Why is your research important for the future?
It is my conviction that the development of novel technologies can help to mitigate some of our most pressing societal challenges, including climate change, health care, nutrition, and societal dis-balance, and robotics will play a major role here. For many of the problems to come we will need intelligent machines that support humans in their labour. Examples of this include harvesting machines, health care and surgical robots, as well as autonomous vehicles on the road and in the air.
What would you wish to be written about your research in textbooks in some 20 years from now?
20 years is a long time, and no one can predict the future for that long. My wish is that with our uncertainty-aware, efficient, and autonomous machine learning algorithms, we can make a significant contribution to the field and also to the society. But I also think that fame should be a measure and not a target, because we all know that mixing those two up most often hinders progress rather than promoting it.

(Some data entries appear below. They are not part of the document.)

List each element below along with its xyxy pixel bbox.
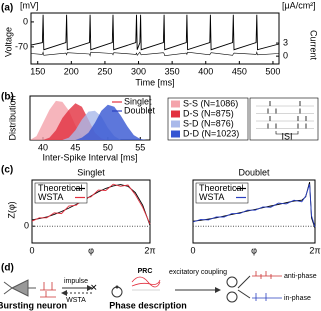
panel-label: (d) bbox=[1, 263, 14, 274]
in-phase-icon bbox=[252, 293, 282, 301]
legend-swatch bbox=[171, 130, 180, 138]
legend-label: WSTA bbox=[199, 192, 224, 202]
x-tick-label: 150 bbox=[30, 66, 45, 76]
wsta-label: WSTA bbox=[66, 297, 86, 304]
chart-title: Doublet bbox=[238, 167, 270, 177]
anti-phase-label: anti-phase bbox=[284, 273, 317, 280]
line bbox=[30, 14, 280, 51]
x-tick-label: 200 bbox=[64, 66, 79, 76]
area bbox=[30, 110, 147, 140]
line bbox=[31, 183, 151, 225]
phase-point bbox=[115, 285, 119, 289]
phase-circle bbox=[226, 276, 238, 288]
connector bbox=[237, 275, 251, 289]
legend-box bbox=[34, 182, 88, 204]
raster-box bbox=[249, 97, 319, 141]
legend-box bbox=[195, 182, 249, 204]
x-axis-label: Time [ms] bbox=[135, 77, 174, 87]
legend-box bbox=[167, 97, 249, 141]
panel-label: (a) bbox=[1, 3, 13, 14]
prc-label: PRC bbox=[138, 268, 153, 275]
x-tick-label: 300 bbox=[131, 66, 146, 76]
cross: ✕ bbox=[90, 282, 98, 292]
x-tick-label: 400 bbox=[198, 66, 213, 76]
x-tick-label: 50 bbox=[103, 142, 113, 152]
legend-label: WSTA bbox=[38, 192, 63, 202]
phase-circle bbox=[226, 291, 238, 303]
legend-swatch bbox=[171, 110, 180, 118]
connector bbox=[237, 289, 251, 299]
y-tick-label: -70 bbox=[15, 41, 28, 51]
area bbox=[30, 104, 147, 140]
legend-label: Theoretical bbox=[199, 183, 244, 193]
y-axis-label: Voltage bbox=[3, 27, 13, 57]
legend-label: Singlet bbox=[124, 96, 152, 106]
line bbox=[192, 184, 316, 228]
x-tick-label: 2π bbox=[309, 245, 320, 255]
isi-bracket bbox=[275, 131, 299, 135]
x-tick-label: 350 bbox=[165, 66, 180, 76]
legend-label: S-D (N=876) bbox=[183, 118, 234, 128]
legend-label: Doublet bbox=[124, 105, 156, 115]
x-tick-label: 2π bbox=[144, 245, 155, 255]
caption: Phase description bbox=[109, 300, 187, 310]
x-tick-label: 250 bbox=[97, 66, 112, 76]
x-tick-label: 0 bbox=[29, 245, 34, 255]
y2-tick-label: 3 bbox=[283, 37, 288, 47]
x-tick-label: 40 bbox=[38, 142, 48, 152]
x-axis-label: Inter-Spike Interval [ms] bbox=[42, 152, 137, 162]
legend-label: D-S (N=875) bbox=[183, 108, 234, 118]
impulse-label: impulse bbox=[64, 278, 88, 285]
anti-phase-icon bbox=[252, 271, 282, 279]
y2-tick-label: 0 bbox=[283, 51, 288, 61]
x-axis-label: φ bbox=[251, 245, 257, 255]
neuron-body bbox=[10, 279, 29, 297]
legend-label: D-D (N=1023) bbox=[183, 128, 239, 138]
x-tick-label: 0 bbox=[190, 245, 195, 255]
x-axis-label: φ bbox=[88, 245, 94, 255]
in-phase-label: in-phase bbox=[284, 295, 311, 302]
diagram: impulse WSTA ✕ PRC excitatory coupling a… bbox=[0, 268, 317, 311]
legend-label: Theoretical bbox=[38, 183, 83, 193]
legend-swatch bbox=[171, 100, 180, 108]
chart-title: Singlet bbox=[77, 167, 105, 177]
line bbox=[30, 51, 280, 57]
x-tick-label: 450 bbox=[232, 66, 247, 76]
plot-frame bbox=[192, 179, 316, 244]
y-axis-label: Distribution bbox=[7, 95, 17, 140]
x-tick-label: 45 bbox=[70, 142, 80, 152]
panel-label: (c) bbox=[1, 165, 13, 176]
x-tick-label: 55 bbox=[135, 142, 145, 152]
spike-icon bbox=[40, 282, 56, 298]
caption: Bursting neuron bbox=[0, 300, 67, 310]
plot-frame bbox=[31, 179, 151, 244]
y-axis-label: Z(φ) bbox=[6, 201, 16, 218]
y-axis-unit: [mV] bbox=[20, 0, 39, 10]
neuron-dendrite bbox=[3, 281, 36, 295]
panel-label: (b) bbox=[1, 92, 14, 103]
prc-icon bbox=[131, 276, 161, 288]
x-tick-label: 500 bbox=[265, 66, 280, 76]
y-tick-label: 0 bbox=[23, 16, 28, 26]
legend-label: S-S (N=1086) bbox=[183, 98, 238, 108]
coupling-label: excitatory coupling bbox=[169, 269, 227, 276]
raster-label: ISI bbox=[281, 131, 292, 141]
legend-swatch bbox=[171, 120, 180, 128]
plot-frame bbox=[30, 12, 280, 65]
y2-axis-unit: [μA/cm²] bbox=[282, 0, 316, 10]
y2-axis-label: Current bbox=[309, 30, 319, 61]
y-tick-label: 0 bbox=[24, 221, 29, 231]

In your opinion what is the biggest challenge of artificial intelligence nowadays
Most currently deployed machine learning approaches still have the typical “black-box” character, i.e. they receive a large training data set and apply some – simple yet often intransparent – magic to come up with a model that makes predictions for future test data samples. This leads to the problem that a detailed interpretation of the predictions is not possible. For example, questions such as “How reliable is the prediction?”, “Was the training data biased?”, or “What are the reasons that the prediction was made the way it was made?” can not be answered by such systems. However, for a safe and fair use of machine learning in real-world applications, these questions must be resolved. Therefore, we need learning algorithms that provide a more detailed insight about their learning process, e.g. by relating learned model parameters with physical entities so that the result is better interpretable.
How would you like to apply your experiences to the AI4EO future lab projects?

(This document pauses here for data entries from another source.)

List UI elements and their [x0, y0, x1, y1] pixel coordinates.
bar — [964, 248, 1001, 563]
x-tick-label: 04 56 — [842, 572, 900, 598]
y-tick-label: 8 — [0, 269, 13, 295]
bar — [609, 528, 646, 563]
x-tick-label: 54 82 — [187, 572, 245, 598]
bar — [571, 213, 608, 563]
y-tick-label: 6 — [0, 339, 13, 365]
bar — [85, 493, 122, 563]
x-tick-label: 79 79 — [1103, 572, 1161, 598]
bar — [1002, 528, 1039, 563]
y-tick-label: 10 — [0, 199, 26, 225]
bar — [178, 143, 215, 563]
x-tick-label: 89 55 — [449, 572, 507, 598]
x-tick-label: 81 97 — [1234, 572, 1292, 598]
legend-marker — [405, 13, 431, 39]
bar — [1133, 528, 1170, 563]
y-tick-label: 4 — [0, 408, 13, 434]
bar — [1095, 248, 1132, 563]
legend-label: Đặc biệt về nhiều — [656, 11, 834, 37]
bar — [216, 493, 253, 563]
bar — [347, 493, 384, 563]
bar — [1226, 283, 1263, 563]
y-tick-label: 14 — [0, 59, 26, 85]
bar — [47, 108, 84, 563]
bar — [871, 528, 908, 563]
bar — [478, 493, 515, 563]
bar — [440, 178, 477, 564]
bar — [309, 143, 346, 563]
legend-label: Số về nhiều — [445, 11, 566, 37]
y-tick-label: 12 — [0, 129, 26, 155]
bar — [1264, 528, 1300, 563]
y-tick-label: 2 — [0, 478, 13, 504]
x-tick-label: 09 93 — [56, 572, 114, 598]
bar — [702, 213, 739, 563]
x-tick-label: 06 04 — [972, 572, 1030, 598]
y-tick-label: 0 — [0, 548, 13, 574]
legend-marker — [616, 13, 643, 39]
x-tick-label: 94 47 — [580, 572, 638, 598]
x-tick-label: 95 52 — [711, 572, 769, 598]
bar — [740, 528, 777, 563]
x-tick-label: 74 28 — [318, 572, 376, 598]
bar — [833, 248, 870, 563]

To me, the possibility of bringing researchers from different fields together is an exciting endeavour. The areas of robot perception and earth observation are similar in many aspects, but there are also important differences, e.g. regarding the size, quality, and representation of the available data. This fosters fruitful discussions, both from a methodical and an application-oriented aspect with the potential of common scientific contributions. In particular, my group’s expertise in synthetic training data generation and learning algorithms that provide reliable predictive uncertainties offers a promising potential for common achievements.
What are you looking forward to the most about your new job here?
Getting in contact to nice and smart people from different disciplines and having fun in scientific discussions.
We wish Prof. Triebel a fruitful stay at AI4EO!